Calibrating or Verifying Metal or Steel Tape Measures



Hello everybody!!!
Does anyone has an example of how a tape measure should be calibrated/verified?
I understand the part of verifying that the tape measure is in good condition, with all readings showing and with no broken edges or tips, but I still don't get the part that I need to use a certified steel rule to calibrate it...Why? and how?

Jerry Eldred

Forum Moderator
Super Moderator
Re: Calibrating Tape Measures

You use a certified steel rule (precision type, such as sold by Starrett, Mitutoyo, etc.) which is much more accurate than the tape measure.

It is basically the 4:1 uncertainty ratio issue; using a higher accuracy standard. That is why you use the steel rule.

The how depends on what procedure you use. Typically, you check a variety of increments along the length of the tape measure from short to medium to long, check that the end tab accuracy is in spec., check for still visible graticules on the tape measure.

Some tape measure manufacturers are infamous for inconsistent accuracies between graticules because it is painted. That is the biggest issue. Wear and tear of the tape measure, stretching (a more minor issue), and loosening of the end tab (which makes measurements erratically inaccurate).

Essentially you certify a tape measure for the same reasons you certify anything. But as outlined above, those are some of the particulars of issues tape measures have (in my experience).


Re: Calibrating Tape Measures

Here:) is my work instruction for checking tape measures. Important that the hook on the end move freely for correct measurement inside and outside.

1 Examine the tape for any external damages or other obvious signs of abuse or wear that may affect the accuracy or function.
2 Clean all surfaces to remove oil and/or any foreign material.
3 Set 40” vernier on a flat counter top or surface plate.
4 Grasp each end of vernier with mic stands to sustain vernier with jaws towards you.
5 Pull tape to desired length. While butting up against inside of vernier jaw, read inside of opposite vernier jaw.
6 Next, while hooking on outside of vernier jaw, read outside of opposite vernier jaw.
7 Always finish reading on the same side of graduates.
8 Document the “as-found” condition on the calibration form.
9 Repeat above 4 steps again at a different length to conclude calibration.
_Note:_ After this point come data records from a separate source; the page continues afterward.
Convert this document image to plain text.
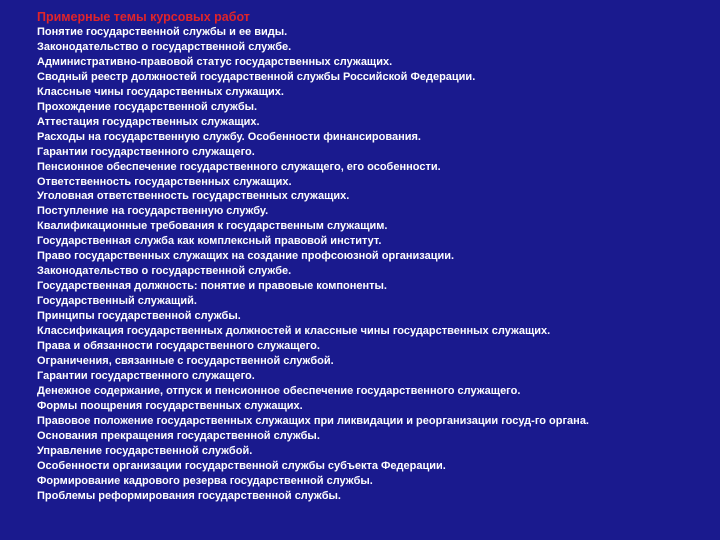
Примерные темы курсовых работ
Понятие государственной службы и ее виды.
Законодательство о государственной службе.
Административно-правовой статус государственных служащих.
Сводный реестр должностей государственной службы Российской Федерации.
Классные чины государственных служащих.
Прохождение государственной службы.
Аттестация государственных служащих.
Расходы на государственную службу. Особенности финансирования.
Гарантии государственного служащего.
Пенсионное обеспечение государственного служащего, его особенности.
Ответственность государственных служащих.
Уголовная ответственность государственных служащих.
Поступление на государственную службу.
Квалификационные требования к государственным служащим.
Государственная служба как комплексный правовой институт.
Право государственных служащих на создание профсоюзной организации.
Законодательство о государственной службе.
Государственная должность: понятие и правовые компоненты.
Государственный служащий.
Принципы государственной службы.
Классификация государственных должностей и классные чины государственных служащих.
Права и обязанности государственного служащего.
Ограничения, связанные с государственной службой.
Гарантии государственного служащего.
Денежное содержание, отпуск и пенсионное обеспечение государственного служащего.
Формы поощрения государственных служащих.
Правовое положение государственных служащих при ликвидации и реорганизации госуд-го органа.
Основания прекращения государственной службы.
Управление государственной службой.
Особенности организации государственной службы субъекта Федерации.
Формирование кадрового резерва государственной службы.
Проблемы реформирования государственной службы.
Accuracy of tapes shall be ± 1/32” (.031”).
Scheduled re-calibration of tapes will require a dimensional report

Hope this all helps.

Phil Fields

Re: Calibrating Tape Measures

Before you go investing time, money and frustration in calibrating tape measures, what are you measuring, what tolerance are you trying to hold? Is the tape measure graduated in such a way to accurately measure to the tolerance specified? Is the tape measure used more a reference tool?

Frank T.

Re: Calibrating Tape Measures

I had an AS auditor tell me that I don't have to calibrate tape measures or rulers because they are reference measuring instruments and can not be precision measuring instruments. So there was no need to have them calibrated. Is he/she wrong.

Phil Fields

Re: Calibrating Tape Measures

All of our tape measure are all considered FOR REFERNCE ONLY per our proceudre. This works OK with the auditors.


Not out of the crisis
Super Moderator
Re: Calibrating Tape Measures

I'm with the "for reference" crowd.
A tape measure is not a precision instrument.


Re: Calibrating Tape Measures

I use them for referece more than anything. My critical characteristics are weight and thickness, and no lenght. But the QA department considers that all measurement instruments must be calibrated...
In my opinion is the characteristic measured is not critical, and the instrument is not used to reference values that will affect the quality of the product, the instrument should not be calibrated...Am I right?
And Thanks everybody for the quick responses!

John Nabors - 2009

Re: Calibrating Tape Measures

If it doesn't affect product quality, it does not have to be calibrated IMHO.